Distro Makeover!

Lennart Sorensen lsorense-1wCw9BSqJbv44Nm34jS7GywD8/FfD2ys at public.gmane.org
Fri Aug 19 14:18:05 UTC 2005


On Fri, Aug 19, 2005 at 10:04:47AM -0400, interlug-list wrote:
> A Distro-statement that might just keep us entertained for the weekend. 
> 
> "Any sufficiently advanced Linux Guru can modify any distribution to
> make it appear to be any other distribution. "  
> 
> I support this statement by starting with the easy stuff.  Even a low
> level user like me could select a theme in Fedora that makes the desktop
> appear to be Win(something) at a quick glance.  By changing icons, key
> mappings and file names the makeover is a little more convincing,
> perhaps even during use.  
> 
> But what about a more knowledgeable user?  Can a person start with (say)
> Ubuntu and make it appear to be (say) Slackware?  Or Fedora to Gentoo? 
> Will the makeover stand up to analysis?  How much?   
> 
> When you do a makeover like this, when does the distro change from being
> the original distro, to a modified-original distro, to an emulated
> target distro, to the target distro?  

Well the main feature of each distribution is the version of each piece
of software, what options they are compiled with, and of course which
package management system is in use, and where it stores configuration
files for various things along with the scripts to start and stop
various daemons.

If you change any of those (possibly not counting the version/options of
a given piece of software) then you are really running your own
customized distribution at that point since you are no longer likely to
be compatible with upgrades to the original distribution.
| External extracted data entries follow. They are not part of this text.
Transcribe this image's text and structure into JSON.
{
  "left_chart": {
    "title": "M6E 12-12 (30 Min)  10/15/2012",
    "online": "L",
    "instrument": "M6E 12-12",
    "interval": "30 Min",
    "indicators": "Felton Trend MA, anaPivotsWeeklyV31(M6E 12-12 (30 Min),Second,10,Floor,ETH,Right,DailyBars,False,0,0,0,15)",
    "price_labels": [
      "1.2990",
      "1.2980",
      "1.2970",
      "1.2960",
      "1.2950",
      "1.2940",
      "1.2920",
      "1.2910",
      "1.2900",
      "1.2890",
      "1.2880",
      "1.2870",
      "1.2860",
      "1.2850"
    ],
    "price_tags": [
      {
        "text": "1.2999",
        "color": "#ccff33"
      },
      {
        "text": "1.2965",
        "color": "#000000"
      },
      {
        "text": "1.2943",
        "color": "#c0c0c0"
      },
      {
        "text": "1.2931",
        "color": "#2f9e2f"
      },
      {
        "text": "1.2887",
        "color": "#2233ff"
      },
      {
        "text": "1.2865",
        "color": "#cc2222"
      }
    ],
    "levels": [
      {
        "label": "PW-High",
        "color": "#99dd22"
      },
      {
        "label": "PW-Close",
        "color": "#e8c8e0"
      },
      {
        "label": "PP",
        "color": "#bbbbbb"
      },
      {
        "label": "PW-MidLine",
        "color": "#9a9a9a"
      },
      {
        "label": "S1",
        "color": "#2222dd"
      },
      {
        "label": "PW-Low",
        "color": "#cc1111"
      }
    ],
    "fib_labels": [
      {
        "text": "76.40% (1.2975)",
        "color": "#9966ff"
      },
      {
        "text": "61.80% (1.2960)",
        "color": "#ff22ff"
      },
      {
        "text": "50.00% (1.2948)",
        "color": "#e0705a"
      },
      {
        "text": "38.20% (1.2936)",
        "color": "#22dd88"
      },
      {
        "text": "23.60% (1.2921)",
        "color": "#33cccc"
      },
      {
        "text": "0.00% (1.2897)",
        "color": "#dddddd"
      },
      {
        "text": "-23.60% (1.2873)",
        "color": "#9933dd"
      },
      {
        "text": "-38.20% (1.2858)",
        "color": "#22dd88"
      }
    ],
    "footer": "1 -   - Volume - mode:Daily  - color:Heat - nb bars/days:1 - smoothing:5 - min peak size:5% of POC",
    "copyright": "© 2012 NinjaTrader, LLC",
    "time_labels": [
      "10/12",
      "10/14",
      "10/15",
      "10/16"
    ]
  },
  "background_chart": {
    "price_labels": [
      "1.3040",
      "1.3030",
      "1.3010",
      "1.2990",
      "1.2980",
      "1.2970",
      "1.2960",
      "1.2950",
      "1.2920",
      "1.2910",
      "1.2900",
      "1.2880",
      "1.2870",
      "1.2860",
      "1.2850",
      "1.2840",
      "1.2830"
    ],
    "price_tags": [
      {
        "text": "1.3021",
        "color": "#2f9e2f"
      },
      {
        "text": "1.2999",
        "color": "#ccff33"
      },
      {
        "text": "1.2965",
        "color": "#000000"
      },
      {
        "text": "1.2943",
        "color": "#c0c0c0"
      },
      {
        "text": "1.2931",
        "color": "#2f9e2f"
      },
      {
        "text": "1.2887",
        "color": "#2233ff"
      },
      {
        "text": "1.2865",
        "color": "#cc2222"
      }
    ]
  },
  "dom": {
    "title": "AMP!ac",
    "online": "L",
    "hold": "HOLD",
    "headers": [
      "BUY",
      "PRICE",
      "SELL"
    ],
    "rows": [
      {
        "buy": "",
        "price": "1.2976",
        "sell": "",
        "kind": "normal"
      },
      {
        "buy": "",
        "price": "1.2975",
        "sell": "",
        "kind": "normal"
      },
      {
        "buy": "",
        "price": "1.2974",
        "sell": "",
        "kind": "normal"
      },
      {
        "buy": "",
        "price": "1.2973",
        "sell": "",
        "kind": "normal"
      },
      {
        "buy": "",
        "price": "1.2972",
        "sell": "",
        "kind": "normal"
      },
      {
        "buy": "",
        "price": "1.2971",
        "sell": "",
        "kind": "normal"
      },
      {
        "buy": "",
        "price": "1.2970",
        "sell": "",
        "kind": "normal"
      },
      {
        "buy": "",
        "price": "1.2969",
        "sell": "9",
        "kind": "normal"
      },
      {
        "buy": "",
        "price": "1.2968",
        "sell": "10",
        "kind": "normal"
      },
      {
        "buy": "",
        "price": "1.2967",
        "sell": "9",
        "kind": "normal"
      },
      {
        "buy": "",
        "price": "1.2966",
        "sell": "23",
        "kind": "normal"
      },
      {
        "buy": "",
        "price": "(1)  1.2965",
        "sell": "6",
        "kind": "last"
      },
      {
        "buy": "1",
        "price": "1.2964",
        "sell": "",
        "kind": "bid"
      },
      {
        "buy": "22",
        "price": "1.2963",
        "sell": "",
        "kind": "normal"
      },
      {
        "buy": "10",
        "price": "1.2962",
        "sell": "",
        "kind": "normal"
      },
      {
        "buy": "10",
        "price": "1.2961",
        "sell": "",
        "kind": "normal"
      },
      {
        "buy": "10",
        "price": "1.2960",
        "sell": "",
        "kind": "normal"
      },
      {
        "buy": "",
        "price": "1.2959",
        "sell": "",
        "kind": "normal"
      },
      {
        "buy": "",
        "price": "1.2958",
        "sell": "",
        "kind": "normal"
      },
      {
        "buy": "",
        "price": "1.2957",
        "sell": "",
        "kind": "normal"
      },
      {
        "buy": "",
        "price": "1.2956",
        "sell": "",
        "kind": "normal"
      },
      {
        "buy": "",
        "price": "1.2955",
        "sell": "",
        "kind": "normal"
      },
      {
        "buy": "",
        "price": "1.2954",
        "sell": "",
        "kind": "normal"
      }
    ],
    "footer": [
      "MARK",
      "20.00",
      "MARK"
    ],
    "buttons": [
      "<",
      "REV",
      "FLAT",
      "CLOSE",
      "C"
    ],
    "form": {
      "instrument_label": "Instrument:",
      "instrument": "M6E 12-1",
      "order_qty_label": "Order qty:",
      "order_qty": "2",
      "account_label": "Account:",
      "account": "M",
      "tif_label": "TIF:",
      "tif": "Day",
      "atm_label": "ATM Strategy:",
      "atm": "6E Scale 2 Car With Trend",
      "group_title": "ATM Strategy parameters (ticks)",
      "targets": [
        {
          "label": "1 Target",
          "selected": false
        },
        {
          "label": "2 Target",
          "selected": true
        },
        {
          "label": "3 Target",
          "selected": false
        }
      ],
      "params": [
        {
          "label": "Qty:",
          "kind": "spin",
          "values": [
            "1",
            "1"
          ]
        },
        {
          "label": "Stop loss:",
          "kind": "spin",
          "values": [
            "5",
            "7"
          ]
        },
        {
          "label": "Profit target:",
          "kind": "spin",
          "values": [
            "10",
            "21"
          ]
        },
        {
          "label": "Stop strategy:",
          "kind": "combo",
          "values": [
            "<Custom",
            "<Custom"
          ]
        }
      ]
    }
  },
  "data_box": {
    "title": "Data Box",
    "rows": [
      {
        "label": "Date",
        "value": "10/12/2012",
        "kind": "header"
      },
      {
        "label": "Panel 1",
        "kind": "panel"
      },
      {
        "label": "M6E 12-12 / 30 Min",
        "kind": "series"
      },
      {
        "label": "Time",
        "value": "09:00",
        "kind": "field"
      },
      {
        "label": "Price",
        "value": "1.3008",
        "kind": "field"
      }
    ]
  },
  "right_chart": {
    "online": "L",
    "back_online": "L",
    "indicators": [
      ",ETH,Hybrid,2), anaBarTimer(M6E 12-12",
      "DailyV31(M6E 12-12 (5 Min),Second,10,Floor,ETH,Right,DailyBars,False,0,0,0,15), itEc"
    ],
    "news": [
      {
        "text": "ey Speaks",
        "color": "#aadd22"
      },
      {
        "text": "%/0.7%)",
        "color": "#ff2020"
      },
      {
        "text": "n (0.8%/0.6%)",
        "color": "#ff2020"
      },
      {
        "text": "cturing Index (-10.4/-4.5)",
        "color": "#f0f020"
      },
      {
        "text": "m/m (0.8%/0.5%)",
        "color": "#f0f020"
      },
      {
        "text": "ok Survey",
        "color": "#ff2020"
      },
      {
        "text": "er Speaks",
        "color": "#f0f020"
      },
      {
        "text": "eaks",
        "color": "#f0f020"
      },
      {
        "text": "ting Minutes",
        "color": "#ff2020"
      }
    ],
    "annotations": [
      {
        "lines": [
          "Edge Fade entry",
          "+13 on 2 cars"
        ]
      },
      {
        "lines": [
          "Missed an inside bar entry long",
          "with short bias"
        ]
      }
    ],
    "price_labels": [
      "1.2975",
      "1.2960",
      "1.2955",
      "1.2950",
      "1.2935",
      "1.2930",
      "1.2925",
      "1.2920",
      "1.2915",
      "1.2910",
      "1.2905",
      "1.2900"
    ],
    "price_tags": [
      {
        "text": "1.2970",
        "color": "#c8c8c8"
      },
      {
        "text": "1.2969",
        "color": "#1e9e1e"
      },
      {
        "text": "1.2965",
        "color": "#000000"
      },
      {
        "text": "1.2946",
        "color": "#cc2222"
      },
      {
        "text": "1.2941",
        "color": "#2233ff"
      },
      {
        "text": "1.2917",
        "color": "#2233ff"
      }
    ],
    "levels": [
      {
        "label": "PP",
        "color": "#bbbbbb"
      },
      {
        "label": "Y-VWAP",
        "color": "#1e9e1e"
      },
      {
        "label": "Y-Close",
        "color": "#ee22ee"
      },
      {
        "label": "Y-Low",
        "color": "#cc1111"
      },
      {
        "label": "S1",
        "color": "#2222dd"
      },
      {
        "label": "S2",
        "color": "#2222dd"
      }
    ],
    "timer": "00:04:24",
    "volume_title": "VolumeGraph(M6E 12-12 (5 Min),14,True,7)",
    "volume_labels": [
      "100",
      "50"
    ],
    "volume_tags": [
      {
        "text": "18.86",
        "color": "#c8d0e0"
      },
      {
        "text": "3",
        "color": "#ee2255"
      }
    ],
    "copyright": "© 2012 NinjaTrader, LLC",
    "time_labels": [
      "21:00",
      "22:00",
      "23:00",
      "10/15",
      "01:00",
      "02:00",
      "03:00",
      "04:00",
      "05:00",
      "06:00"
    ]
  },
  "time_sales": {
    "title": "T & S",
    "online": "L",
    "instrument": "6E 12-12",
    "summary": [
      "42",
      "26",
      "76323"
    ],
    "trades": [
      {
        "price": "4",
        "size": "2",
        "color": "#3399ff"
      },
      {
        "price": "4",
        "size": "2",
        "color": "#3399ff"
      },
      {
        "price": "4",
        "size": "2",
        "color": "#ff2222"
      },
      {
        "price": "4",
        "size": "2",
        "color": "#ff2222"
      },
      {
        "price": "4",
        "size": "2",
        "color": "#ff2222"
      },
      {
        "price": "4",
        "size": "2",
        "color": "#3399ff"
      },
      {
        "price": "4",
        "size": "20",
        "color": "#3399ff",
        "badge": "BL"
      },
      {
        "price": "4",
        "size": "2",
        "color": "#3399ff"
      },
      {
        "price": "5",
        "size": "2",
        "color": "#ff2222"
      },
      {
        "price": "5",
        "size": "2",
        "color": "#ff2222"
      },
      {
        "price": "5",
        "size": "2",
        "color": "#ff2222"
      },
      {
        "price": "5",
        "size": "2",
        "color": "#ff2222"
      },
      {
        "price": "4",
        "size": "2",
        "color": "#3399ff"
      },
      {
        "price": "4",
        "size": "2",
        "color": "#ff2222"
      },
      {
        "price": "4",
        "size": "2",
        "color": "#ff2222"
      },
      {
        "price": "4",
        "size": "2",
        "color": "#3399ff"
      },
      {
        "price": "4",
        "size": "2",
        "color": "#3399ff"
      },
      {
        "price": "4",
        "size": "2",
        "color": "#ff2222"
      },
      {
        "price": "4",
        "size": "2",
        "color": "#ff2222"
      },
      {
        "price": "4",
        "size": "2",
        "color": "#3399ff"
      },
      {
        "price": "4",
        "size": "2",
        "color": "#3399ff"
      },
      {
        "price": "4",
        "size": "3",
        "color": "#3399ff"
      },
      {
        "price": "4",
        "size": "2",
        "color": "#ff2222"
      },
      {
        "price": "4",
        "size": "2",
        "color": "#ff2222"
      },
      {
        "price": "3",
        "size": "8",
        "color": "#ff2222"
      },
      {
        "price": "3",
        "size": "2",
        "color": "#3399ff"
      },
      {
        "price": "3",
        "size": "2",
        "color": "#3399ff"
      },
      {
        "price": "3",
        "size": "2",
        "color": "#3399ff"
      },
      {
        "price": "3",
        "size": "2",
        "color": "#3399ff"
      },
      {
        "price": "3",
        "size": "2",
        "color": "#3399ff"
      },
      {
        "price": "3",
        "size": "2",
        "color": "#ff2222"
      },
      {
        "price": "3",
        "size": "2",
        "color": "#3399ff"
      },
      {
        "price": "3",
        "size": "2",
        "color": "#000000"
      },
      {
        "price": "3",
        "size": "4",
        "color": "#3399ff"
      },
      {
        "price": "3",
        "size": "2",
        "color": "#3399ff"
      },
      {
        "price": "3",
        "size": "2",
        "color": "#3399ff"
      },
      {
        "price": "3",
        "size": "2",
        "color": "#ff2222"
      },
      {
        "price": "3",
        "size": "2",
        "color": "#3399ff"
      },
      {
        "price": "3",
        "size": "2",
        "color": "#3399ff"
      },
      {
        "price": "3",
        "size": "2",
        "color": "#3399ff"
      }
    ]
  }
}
On the other hand short of changing _everything_ about your system to
match the target distribution, you can't claim to be running the target
distribution.  Of course this is sometimes how a new distribution is
tarted.  You start with something and then you change things until they
are how you want them and continue from there as a new distribution.

I really doubt you could easily change one distrubion to appear to be
another to someone very familiar with the target distribution, unless
willing to totally replace everything at which point any nice features
of the original distribution are likely lost.